Molly wasn’t proud of the weight she’d gained over the years, but no matter what she did she couldn’t seem to get back down to her high school weight of 118. She missed when she was in junior high school, thin and limber and not the butt of little boy’s jokes.
With long brown hair that curled when wet and plenty of curves, she possessed a clearly feminine shape. She was not what some might call grotesquely obese. Still, she wasn’t happy with the extra cushion to her belly, backside, and thighs she’d developed in high school. She wished she’d never heard the term “saddlebags” beyond what was hooked to the actual saddle of a horse. Drying off in front of the bathroom mirror she kept her eyes downcast, hoping to avoid a full view of what her body had become over the years.
Three cakes were baked and cooling on the dining room table when Molly heard her father’s truck pulling into the driveway of the house.
Her father’s red Ford needed to be replaced. The old truck was Robert Tanner’s pride and joy and a gift from his father when Robert had taken over the farm. Annie kept urging him to invest in a new one, but each time she did he responded with: “It gets me where I need to go and when it won’t no more then I’ll get a new one.”
Molly watched as her dad climbed out of the driver side, more gingerly than he had even a year ago. He’d been up since 4 a.m. to oversee the milking of the cows, the shoveling of the manure, the preparations to mow the field and she knew the last few years had been as physically rough on her dad as it had been emotionally.
Alex slid out of the passenger side easily and walked toward the house. He wore the same style of faded blue jeans and brown work boots he did every day. A white t-shirt was dirt-stained under a blue button-up, shirt sleeve plaid shirt. Molly couldn’t deny Alex’s rugged good looks quickened her pulse at times, but he was six years older than her, obnoxious and preferred the bar when she preferred solitude with her journal.
“Are you coming to dinner tonight, Alex?” Annie asked from the doorway.
“I don’t like to intrude and I smell like – ..”
Annie interrupted before he could finish.
“Jason is visiting Elsie tonight so there is already an extra place at the table for you,” she said. “Wash up and head on in. I’m dipping it up now.”
“Good day in the fields?” Molly asked after the prayers had been said and the food was on the plates.
“The John Deere finally broke down,” Robert said, breaking a piece off a chicken breast.
“Will John come and look at it?” Annie asked.
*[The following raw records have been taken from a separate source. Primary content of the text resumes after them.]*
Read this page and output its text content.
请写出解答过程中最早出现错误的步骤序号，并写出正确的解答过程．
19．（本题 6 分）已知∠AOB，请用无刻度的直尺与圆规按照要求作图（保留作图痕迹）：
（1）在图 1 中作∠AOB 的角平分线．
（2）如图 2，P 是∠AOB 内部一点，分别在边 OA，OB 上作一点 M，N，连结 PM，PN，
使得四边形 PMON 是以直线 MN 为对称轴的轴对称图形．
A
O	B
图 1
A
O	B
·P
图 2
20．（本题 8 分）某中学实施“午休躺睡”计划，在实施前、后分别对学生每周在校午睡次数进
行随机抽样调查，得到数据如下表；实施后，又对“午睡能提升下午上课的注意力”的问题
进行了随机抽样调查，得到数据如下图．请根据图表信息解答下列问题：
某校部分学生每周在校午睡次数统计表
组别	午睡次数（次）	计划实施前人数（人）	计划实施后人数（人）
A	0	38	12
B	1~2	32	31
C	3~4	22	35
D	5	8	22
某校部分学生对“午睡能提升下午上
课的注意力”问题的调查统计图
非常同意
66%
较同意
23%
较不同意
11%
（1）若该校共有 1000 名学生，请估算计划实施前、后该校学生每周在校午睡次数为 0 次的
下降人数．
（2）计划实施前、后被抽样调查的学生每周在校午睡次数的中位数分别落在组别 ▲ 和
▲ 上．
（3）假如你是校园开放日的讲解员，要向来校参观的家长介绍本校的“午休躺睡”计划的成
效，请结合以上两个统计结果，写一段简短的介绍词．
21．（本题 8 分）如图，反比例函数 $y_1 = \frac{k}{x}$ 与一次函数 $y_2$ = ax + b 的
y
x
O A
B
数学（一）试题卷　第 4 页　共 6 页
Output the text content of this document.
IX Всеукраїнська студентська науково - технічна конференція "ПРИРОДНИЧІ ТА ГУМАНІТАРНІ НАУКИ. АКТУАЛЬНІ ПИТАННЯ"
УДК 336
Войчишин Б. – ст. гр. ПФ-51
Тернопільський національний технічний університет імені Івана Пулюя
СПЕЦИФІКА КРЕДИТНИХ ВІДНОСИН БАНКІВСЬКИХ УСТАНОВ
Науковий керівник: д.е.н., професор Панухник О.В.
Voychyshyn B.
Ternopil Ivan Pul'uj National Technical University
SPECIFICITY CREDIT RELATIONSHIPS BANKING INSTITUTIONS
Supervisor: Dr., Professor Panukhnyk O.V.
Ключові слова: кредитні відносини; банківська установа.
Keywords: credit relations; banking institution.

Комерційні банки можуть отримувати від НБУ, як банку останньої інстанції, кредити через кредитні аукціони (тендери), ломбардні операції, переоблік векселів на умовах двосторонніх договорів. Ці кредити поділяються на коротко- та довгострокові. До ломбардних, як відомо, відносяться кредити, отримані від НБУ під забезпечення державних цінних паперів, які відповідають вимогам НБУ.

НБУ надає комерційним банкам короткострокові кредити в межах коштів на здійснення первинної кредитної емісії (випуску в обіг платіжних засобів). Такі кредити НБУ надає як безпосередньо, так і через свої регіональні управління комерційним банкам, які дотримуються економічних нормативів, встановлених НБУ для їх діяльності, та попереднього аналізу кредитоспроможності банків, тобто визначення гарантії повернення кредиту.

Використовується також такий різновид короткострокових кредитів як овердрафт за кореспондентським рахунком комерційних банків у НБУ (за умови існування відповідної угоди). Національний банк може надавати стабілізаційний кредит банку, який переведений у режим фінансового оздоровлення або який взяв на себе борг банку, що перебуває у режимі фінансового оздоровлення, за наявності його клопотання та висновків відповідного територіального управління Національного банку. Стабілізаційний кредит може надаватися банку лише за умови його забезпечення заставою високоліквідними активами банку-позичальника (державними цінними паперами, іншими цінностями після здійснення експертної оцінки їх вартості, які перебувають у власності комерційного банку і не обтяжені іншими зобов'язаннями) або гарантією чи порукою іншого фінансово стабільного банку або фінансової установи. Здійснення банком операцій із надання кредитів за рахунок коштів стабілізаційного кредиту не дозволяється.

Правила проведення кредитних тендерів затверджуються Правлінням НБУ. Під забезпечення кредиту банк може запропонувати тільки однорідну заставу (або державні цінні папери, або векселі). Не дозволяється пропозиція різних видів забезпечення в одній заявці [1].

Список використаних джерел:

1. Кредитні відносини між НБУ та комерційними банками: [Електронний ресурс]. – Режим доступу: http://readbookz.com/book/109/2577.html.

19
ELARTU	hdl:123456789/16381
Alex and I can take care of it in the morning after milking,” Robert said nodding toward Alex. “It will make a late start, but I hate to spend the money if I know we can fix it here.”
Alex grinned. “Robert forgets I’m not good with the tractors, just the trucks,” he said. “But I’ll see what I can do.”
“I have faith in both of you,” Annie said with a smile.
Quiet settled over the dining room. The clanking of forks against plates was soon the only sound. Molly felt the tension in the air like someone wanted to say something but didn’t know how to. Her dad cleared his throat and she felt apprehension curl in her stomach.
“We got a letter from the co-op today,” he said.
“How bad are the numbers?” Annie asked and spooned more potatoes on Alex’s plate.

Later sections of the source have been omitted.